Published Date : 09/06/2025
Microsoft is planning to rank artificial intelligence (AI) models based on safety. This effort is part of the tech giant’s effort to foster trust among its cloud customers as it sells them AI products from companies like OpenAI and xAI, as reported by the Financial Times (FT) on Sunday (June 8).
Sarah Bird, Microsoft’s head of Responsible AI, told the FT that the company would soon add a “safety” category to its “model leaderboard,” a feature it created recently for developers to rank iterations from providers including China’s DeepSeek and France’s Mistral.
The leaderboard, which is accessible to clients using the Azure Foundry developer platform, is expected to influence which AI models and applications are purchased via Microsoft.

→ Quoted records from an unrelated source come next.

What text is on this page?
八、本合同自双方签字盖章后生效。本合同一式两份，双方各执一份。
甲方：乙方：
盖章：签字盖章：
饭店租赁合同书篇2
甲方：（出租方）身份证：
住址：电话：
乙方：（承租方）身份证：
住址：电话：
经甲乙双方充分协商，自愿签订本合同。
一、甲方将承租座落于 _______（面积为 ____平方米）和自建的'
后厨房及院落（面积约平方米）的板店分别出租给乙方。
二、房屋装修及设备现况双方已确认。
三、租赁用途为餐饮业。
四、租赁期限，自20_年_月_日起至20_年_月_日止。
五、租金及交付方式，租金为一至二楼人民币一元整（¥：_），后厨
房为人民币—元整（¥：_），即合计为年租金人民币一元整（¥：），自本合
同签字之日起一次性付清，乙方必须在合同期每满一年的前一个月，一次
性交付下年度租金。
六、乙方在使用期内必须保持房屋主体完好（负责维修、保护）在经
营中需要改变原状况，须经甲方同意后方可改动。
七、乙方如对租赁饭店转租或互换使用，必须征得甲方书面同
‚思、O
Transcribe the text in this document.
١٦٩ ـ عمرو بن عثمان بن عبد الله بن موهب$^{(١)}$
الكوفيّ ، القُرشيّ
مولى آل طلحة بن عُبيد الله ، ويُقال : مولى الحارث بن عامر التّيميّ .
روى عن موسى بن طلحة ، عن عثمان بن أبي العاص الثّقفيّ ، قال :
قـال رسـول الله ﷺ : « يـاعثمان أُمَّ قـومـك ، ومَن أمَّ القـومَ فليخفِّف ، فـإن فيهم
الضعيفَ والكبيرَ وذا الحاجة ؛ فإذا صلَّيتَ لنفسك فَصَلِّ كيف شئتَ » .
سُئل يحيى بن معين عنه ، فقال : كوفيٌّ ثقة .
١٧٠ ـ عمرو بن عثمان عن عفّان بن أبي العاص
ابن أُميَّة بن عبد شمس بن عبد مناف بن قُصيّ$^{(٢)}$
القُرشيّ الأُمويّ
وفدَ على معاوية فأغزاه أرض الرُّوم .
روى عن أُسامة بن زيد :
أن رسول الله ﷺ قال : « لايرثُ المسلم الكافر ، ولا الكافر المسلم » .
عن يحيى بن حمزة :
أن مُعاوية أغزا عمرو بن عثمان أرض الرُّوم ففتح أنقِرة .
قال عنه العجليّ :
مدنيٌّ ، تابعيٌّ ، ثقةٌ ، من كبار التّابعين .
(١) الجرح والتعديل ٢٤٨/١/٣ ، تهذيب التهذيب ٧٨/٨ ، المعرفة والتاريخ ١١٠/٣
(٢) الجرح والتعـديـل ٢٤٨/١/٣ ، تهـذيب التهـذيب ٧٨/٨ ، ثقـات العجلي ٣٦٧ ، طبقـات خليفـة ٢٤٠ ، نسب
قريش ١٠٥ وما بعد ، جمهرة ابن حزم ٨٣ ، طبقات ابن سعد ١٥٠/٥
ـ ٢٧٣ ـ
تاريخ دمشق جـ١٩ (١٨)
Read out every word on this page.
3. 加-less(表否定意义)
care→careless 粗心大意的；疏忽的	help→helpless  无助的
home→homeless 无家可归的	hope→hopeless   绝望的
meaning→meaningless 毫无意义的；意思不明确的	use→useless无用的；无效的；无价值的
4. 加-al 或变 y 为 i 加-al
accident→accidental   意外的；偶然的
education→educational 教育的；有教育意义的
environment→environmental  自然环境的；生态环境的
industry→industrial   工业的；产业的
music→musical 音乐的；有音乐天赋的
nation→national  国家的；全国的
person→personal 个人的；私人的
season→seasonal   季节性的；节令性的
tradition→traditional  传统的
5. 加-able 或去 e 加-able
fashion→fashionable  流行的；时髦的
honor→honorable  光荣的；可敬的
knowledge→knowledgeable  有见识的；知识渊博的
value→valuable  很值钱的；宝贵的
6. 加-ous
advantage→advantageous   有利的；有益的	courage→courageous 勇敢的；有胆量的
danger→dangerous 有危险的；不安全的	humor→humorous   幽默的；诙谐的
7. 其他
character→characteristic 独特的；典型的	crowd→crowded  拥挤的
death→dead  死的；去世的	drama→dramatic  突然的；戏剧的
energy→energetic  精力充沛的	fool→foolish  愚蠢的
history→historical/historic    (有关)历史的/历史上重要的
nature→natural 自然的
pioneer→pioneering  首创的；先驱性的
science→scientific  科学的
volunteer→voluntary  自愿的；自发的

Microsoft currently ranks three metrics: quality, cost, and throughput, which is how fast a model can generate an output. Bird said the new safety ranking would ensure that “people can just directly shop and understand” AI models’ capabilities as they determine which to purchase.
The decision to offer safety benchmarks comes as Microsoft’s customers wrestle with the potential risks posed by new AI models to data and privacy protections, especially when deployed as autonomous “agents” that can function with no human supervision. Rankings let users access objective metrics when choosing from a catalogue of more than 1,900 AI models, allowing them to make an informed choice of which to use.
Safety leaderboards can help businesses cut through the noise and narrow down options, according to Cassie Kozyrkov, a consultant and former chief decision scientist at Google. “The real challenge is understanding the trade-offs: higher performance at what cost? Lower cost at what risk?” Kozyrkov noted.
In other AI news, PYMNTS recently examined the use of AI agents in banking compliance in an interview with Greenlite AI CEO Will Lawrence. He told PYMNTS CEO Karen Webster that while the 2000s were defined by rule-based systems and the 2010s ushered in machine learning, the 2020s are “the agentic era of compliance.” The shift has a range of implications. Trust is key for regulated financial institutions. Mistakes lead to declined transactions and also risk regulatory exposure.
“Right now, banks are getting more risk signals than they can investigate,” Lawrence said. “Digital accounts are growing. Backlogs are growing. Detection isn’t the problem anymore — it’s what to do next.” “AI is only scary until you understand how it works,” Lawrence added. “Then it’s just a tool — like a calculator. We’re helping banks understand how to use it safely.”
Q: What is Microsoft’s new initiative regarding AI models?
A: Microsoft is planning to rank AI models based on safety to enhance trust and transparency among its cloud customers. This will help businesses make informed decisions when choosing AI products from providers like OpenAI and xAI.
Q: Who is Sarah Bird, and what is her role at Microsoft?
A: Sarah Bird is Microsoft’s head of Responsible AI. She is leading the initiative to add a ‘safety’ category to Microsoft’s AI model leaderboard.
Q: What are the current metrics used by Microsoft to rank AI models?
A: Microsoft currently ranks AI models based on three metrics: quality, cost, and throughput (how fast a model can generate an output).
Q: Why is safety ranking important for AI models?
A: Safety ranking is important because it helps businesses understand the risks and trade-offs associated with different AI models, especially when they are deployed as autonomous agents with no human supervision.
Q: What does the agentic era of compliance mean for the banking industry?
A: The agentic era of compliance in banking means that AI agents are being used to handle compliance tasks, which can lead to more efficient and accurate risk management. However, it also requires a deep understanding of how AI works to ensure safe and compliant operations.